Western Sydney University hacked but no ransom demands


Western Sydney University has notified “approximately 7,500 individuals” that have been impacted by an intrusion into its IT network.

In a statement, the university reported, “The intrusion was identified by the University in January 2024 and quickly shut down. The University has been investigating the impact of the unauthorised access and investing in additional remediation measures.”

Since January 2024, the University has been investigating and identified that the earliest known unauthorised access to the University’s Microsoft Office 365 environment was on 17 May 2023 and included access to some email accounts and SharePoint files. There were also indications that the University’s Solar Car Laboratory infrastructure may have been used as part of the incident.

The University reported, “Monitoring and scanning indicates that the preventative measures taken as a part of the incident response have successfully prevented any further unauthorised access.

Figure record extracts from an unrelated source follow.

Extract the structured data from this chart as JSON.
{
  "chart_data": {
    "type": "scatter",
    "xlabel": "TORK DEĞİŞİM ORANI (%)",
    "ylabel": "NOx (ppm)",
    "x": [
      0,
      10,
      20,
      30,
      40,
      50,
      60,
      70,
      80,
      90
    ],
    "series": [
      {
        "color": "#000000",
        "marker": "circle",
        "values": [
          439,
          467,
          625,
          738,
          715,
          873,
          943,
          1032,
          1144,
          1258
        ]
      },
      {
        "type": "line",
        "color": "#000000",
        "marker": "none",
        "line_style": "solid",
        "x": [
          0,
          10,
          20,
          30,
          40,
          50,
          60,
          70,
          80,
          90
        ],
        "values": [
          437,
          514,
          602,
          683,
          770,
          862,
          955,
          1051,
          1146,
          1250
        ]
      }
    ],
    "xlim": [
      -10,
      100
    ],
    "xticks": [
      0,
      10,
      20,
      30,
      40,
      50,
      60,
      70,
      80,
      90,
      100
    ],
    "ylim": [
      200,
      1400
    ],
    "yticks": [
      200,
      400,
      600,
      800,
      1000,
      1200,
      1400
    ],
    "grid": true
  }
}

The University is working with a range of authorities, including NSW Police whose investigation is ongoing. The University has also been in ongoing contact with the NSW Information and Privacy Commission.

Overall, approximately 7,500 individuals have received notifications either by telephone call, email, or both.”

The University confirmed that there have been no threats received to disclose any of the private information which was accessed, and the University has not received any demands in exchange for maintaining privacy. The University has sought and been granted an injunction from the NSW Supreme Court to prevent access, use, transmission and publication of any data that was the subject of the incident.